Tune.run works but TuneGridSearchCV.fit does not work for me

How severe does this issue affect your experience of using Ray?

  • Medium: It contributes to significant difficulty to complete my task, but I can work around it.

Most of the examples on Ray Tune works for me (ray/python/ray/tune/examples at master · ray-project/ray · GitHub); however when I try to run an example on tune-sklearn that uses TuneGridSearchCV, I get errors (for example: sgd.py on the tune-sklearn github).

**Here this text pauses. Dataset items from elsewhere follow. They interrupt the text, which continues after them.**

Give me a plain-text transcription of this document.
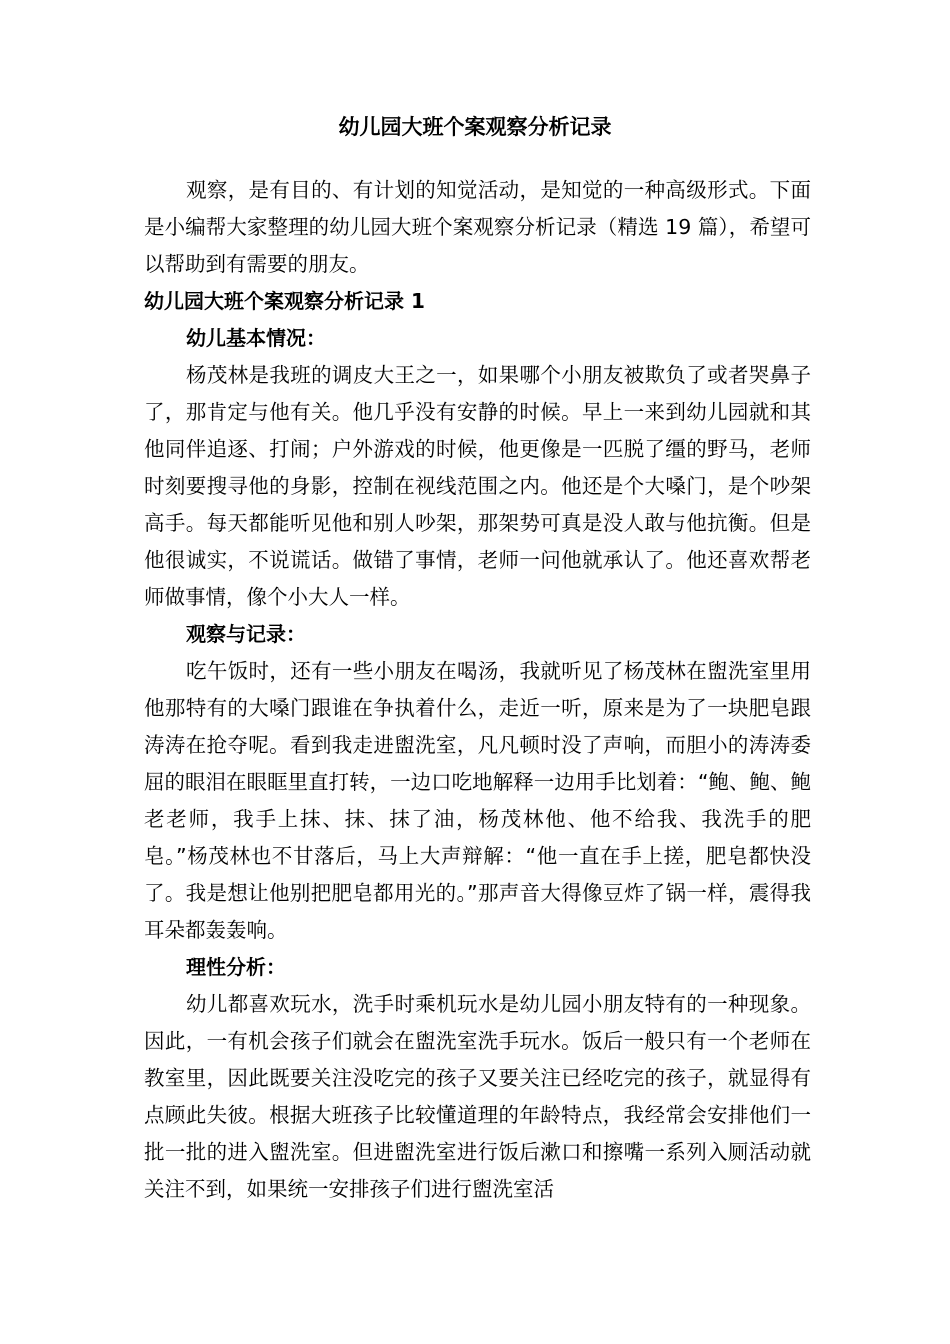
幼儿园大班个案观察分析记录

观察，是有目的、有计划的知觉活动，是知觉的一种高级形式。下面是小编帮大家整理的幼儿园大班个案观察分析记录（精选 19 篇），希望可以帮助到有需要的朋友。

幼儿园大班个案观察分析记录 1

幼儿基本情况：

杨茂林是我班的调皮大王之一，如果哪个小朋友被欺负了或者哭鼻子了，那肯定与他有关。他几乎没有安静的时候。早上一来到幼儿园就和其他同伴追逐、打闹；户外游戏的时候，他更像是一匹脱了缰的野马，老师时刻要搜寻他的身影，控制在视线范围之内。他还是个大嗓门，是个吵架高手。每天都能听见他和别人吵架，那架势可真是没人敢与他抗衡。但是他很诚实，不说谎话。做错了事情，老师一问他就承认了。他还喜欢帮老师做事情，像个小大人一样。

观察与记录：

吃午饭时，还有一些小朋友在喝汤，我就听见了杨茂林在盥洗室里用他那特有的大嗓门跟谁在争执着什么，走近一听，原来是为了一块肥皂跟涛涛在抢夺呢。看到我走进盥洗室，凡凡顿时没了声响，而胆小的涛涛委屈的眼泪在眼眶里直打转，一边口吃地解释一边用手比划着：“鲍、鲍、鲍老老师，我手上抹、抹、抹了油，杨茂林他、他不给我、我洗手的肥皂。”杨茂林也不甘落后，马上大声辩解：“他一直在手上搓，肥皂都快没了。我是想让他别把肥皂都用光的。”那声音大得像豆炸了锅一样，震得我耳朵都轰轰响。

理性分析：

幼儿都喜欢玩水，洗手时乘机玩水是幼儿园小朋友特有的一种现象。因此，一有机会孩子们就会在盥洗室洗手玩水。饭后一般只有一个老师在教室里，因此既要关注没吃完的孩子又要关注已经吃完的孩子，就显得有点顾此失彼。根据大班孩子比较懂道理的年龄特点，我经常会安排他们一批一批的进入盥洗室。但进盥洗室进行饭后漱口和擦嘴一系列入厕活动就关注不到，如果统一安排孩子们进行盥洗室活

I am running on an LXC container (Ubuntu 20.4), with Ray 1.13.0. On the bottom you can see my error and I’ve also attached the log file:

2022-06-15 21:47:10,529 ERROR trial_runner.py:883 -- Trial _Trainable_b3fe3_00002: Error processing event.
Traceback (most recent call last):
  File "sgd.py", line 33, in <module>
    tune_search.fit(x_train, y_train)
  File "/usr/local/lib/python3.8/dist-packages/tune_sklearn/tune_basesearch.py", line 622, in fit
    return self._fit(X, y, groups, tune_params, **fit_params)
  File "/usr/local/lib/python3.8/dist-packages/tune_sklearn/tune_basesearch.py", line 533, in _fit
    self.analysis_ = self._tune_run(X, y, config, resources_per_trial,
  File "/usr/local/lib/python3.8/dist-packages/tune_sklearn/tune_gridsearch.py", line 302, in _tune_run
    analysis = tune.run(trainable, **run_args)
  File "/usr/local/lib/python3.8/dist-packages/ray/tune/tune.py", line 718, in run
    runner.step()
  File "/usr/local/lib/python3.8/dist-packages/ray/tune/trial_runner.py", line 778, in step
    self._wait_and_handle_event(next_trial)
  File "/usr/local/lib/python3.8/dist-packages/ray/tune/trial_runner.py", line 755, in _wait_and_handle_event
    raise e
  File "/usr/local/lib/python3.8/dist-packages/ray/tune/trial_runner.py", line 736, in _wait_and_handle_event
    self._on_executor_error(trial, result[ExecutorEvent.KEY_EXCEPTION])
  File "/usr/local/lib/python3.8/dist-packages/ray/tune/trial_runner.py", line 884, in _on_executor_error
    raise e
ray.tune.error.TuneGetNextExecutorEventError: Traceback (most recent call last):
  File "/usr/local/lib/python3.8/dist-packages/ray/tune/ray_trial_executor.py", line 934, in get_next_executor_event
    future_result = ray.get(ready_future)
  File "/usr/local/lib/python3.8/dist-packages/ray/_private/client_mode_hook.py", line 105, in wrapper
    return func(*args, **kwargs)
  File "/usr/local/lib/python3.8/dist-packages/ray/worker.py", line 1833, in get
    raise value
ray.exceptions.RayActorError: The actor died because of an error raised in its creation task, ray::_Inner.__init__() (pid=5392, ip=ec2-44-201-222-82.compute-1.amazonaws.com, repr=<ray.tune.utils.trainable._Trainable object at 0x7f00278cea60>)
  File "/usr/local/lib/python3.8/dist-packages/ray/tune/trainable.py", line 156, in __init__
    self.setup(copy.deepcopy(self.config))
  File "/usr/local/lib/python3.8/dist-packages/ray/tune/utils/trainable.py", line 389, in setup
    setup_kwargs[k] = parameter_registry.get(prefix + k)
  File "/usr/local/lib/python3.8/dist-packages/ray/tune/registry.py", line 225, in get
    return ray.get(self.references[k])
ray.exceptions.OwnerDiedError: Failed to retrieve object 00ffffffffffffffffffffffffffffffffffffff2600000001000000. To see information about where this ObjectRef was created in Python, set the environment variable RAY_record_ref_creation_sites=1 during `ray start` and `ray.init()`.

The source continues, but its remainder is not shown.